Saturday, December 01, 2007

The Waiting Room

I work in a hospital. No, I'm not a doctor, and I don't play one on TV. But I spend a lot of time around the waiting rooms of departments like the Cardiac ICU -- what a close friend affectionately calls "Gateway to the Sickest Four Walls in America". Despite the fact that miracles take place daily befhind those walls, this is still a place of mortality.

These rooms are filled -- nearly 24/7 -- with worried, frightened people. Parents, holding each other, waiting to know if their precious child has survived a difficult operation. A husband, passing off bored and active children to siblings or parents, and hoping, praying, that his wife will sit beside him again soon. A old women, alone, sitting with incredible patience, staring at a memory only she can see and hoping that she won't go home a widow today.

Conversations are always strained, unnaturally cheerful. Football games are watched with glassy-eyed stares and comments that are not really meant to be heard, but spoken only to fill the silence. But the silence creeps back in, inexorably, as each person in the room is left to contemplate mortality and inevitable change. The waiting room is one of humanity's great equalizers.

Despite the tastefully invisible floral wallpaper and the warm colors of the upholstery, if these places had a color, it would be grey.

Today, I passed a large family gathering -- three generations, with Grandpa conspicuously absent. I mentally categorized them as a "death watch". You can spot them a mile away; each member waiting, in turn, for his or her 10 minutes with the patient. This family was a little different, however. The entire group was sitting in a circle of loveseats and chairs and staring at the floor with great intensity. They were smiling.

I followed their gaze to see a baby girl, perhaps 6 months old, laying on a pink fuzzy blanket. She was an absolute beauty: dark hair, blue eyes, porcelain skin. And she was playing well to her audience: kicking her feet and laughing the way only babies can -- starting with her toes, entire body convulsing with joy, and ending with a squeal most adults would struggle to produce. I couldn't help but smile.

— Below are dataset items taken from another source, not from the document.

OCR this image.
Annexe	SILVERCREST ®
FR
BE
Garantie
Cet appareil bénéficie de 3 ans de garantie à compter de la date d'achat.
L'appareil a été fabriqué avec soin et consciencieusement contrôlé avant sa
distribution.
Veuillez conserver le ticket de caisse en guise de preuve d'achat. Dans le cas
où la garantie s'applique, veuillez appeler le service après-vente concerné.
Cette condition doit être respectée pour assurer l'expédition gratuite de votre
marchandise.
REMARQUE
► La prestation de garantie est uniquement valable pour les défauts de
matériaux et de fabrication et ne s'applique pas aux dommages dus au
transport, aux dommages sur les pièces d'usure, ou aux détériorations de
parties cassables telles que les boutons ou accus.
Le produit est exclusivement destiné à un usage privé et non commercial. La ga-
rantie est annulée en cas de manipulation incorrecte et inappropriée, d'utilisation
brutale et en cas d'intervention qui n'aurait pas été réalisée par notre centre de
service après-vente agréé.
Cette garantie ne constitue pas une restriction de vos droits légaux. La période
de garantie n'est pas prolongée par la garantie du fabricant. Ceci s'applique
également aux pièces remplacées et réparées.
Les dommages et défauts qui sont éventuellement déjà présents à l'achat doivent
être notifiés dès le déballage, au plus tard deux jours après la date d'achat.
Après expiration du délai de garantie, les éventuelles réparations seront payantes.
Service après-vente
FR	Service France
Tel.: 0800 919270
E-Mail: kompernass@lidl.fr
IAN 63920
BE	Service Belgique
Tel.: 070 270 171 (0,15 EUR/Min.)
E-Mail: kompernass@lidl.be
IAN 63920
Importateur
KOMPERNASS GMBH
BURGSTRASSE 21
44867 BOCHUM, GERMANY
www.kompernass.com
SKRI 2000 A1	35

"You have a big responsibility there, little one", I thought. There, embodied in her wiggling pinkness, were the collected hopes of an entire family. While she lay there, squealing, joyful, oblivious to the tension around her, the family could focus on life. They could pretend they were just there to see the newest family member, and not waiting to say goodbye to perhaps their oldest.

I went on to my destination. Papers delivered, explanations proffered, a joke shared, a task procured. As I passed back by the waiting room, the baby started to cry. Dad scooped her up to offer a bottle or a bit of comfort, and the spell was broken.

The light slowly faded and the room turned back to grey. And one by one, I watched the face of each family member close up as each retreated slowly back into personal solitude, where the sounds of crying babies, overhead pages, IV alarms and televisions are drowned out by the roaring din of reflection.

9 comments:

Allan said...

I hate that room.

bhd said...

So beautifully written, my friend. And screw you for making me cry.

Beanie said...

Allan:

((hug)) for you, my friend.

Anyone who has ever been in that room hates it.

And BHD, I'm sorry it made you cry. It made me cry, too.

Mermaid Melanie said...

I can feel the energy as you described it. I have seen it. Beautifully done. I didn't cry until you both said you cried. I was wrapped up in the pink blanket.

rebecca said...

damnit.

:(

i cry pretty easily these days, but damn. this was a tearjerker.

Mississippi Songbird said...

Tears here...and bunches of hugs

Mike Carter said...

Nicely written. It amazes me how some of our greatest joys and deepest sorrows all can happen in hospitals - the start and the end of life.

winter said...

Beautifully written, Beanie. Thank your for sharing this with us. *hug*

Michelle said...

Some people can capture those moments like snapshots right out of life but few people can actually share them with others as eloquently and poignantly as you can.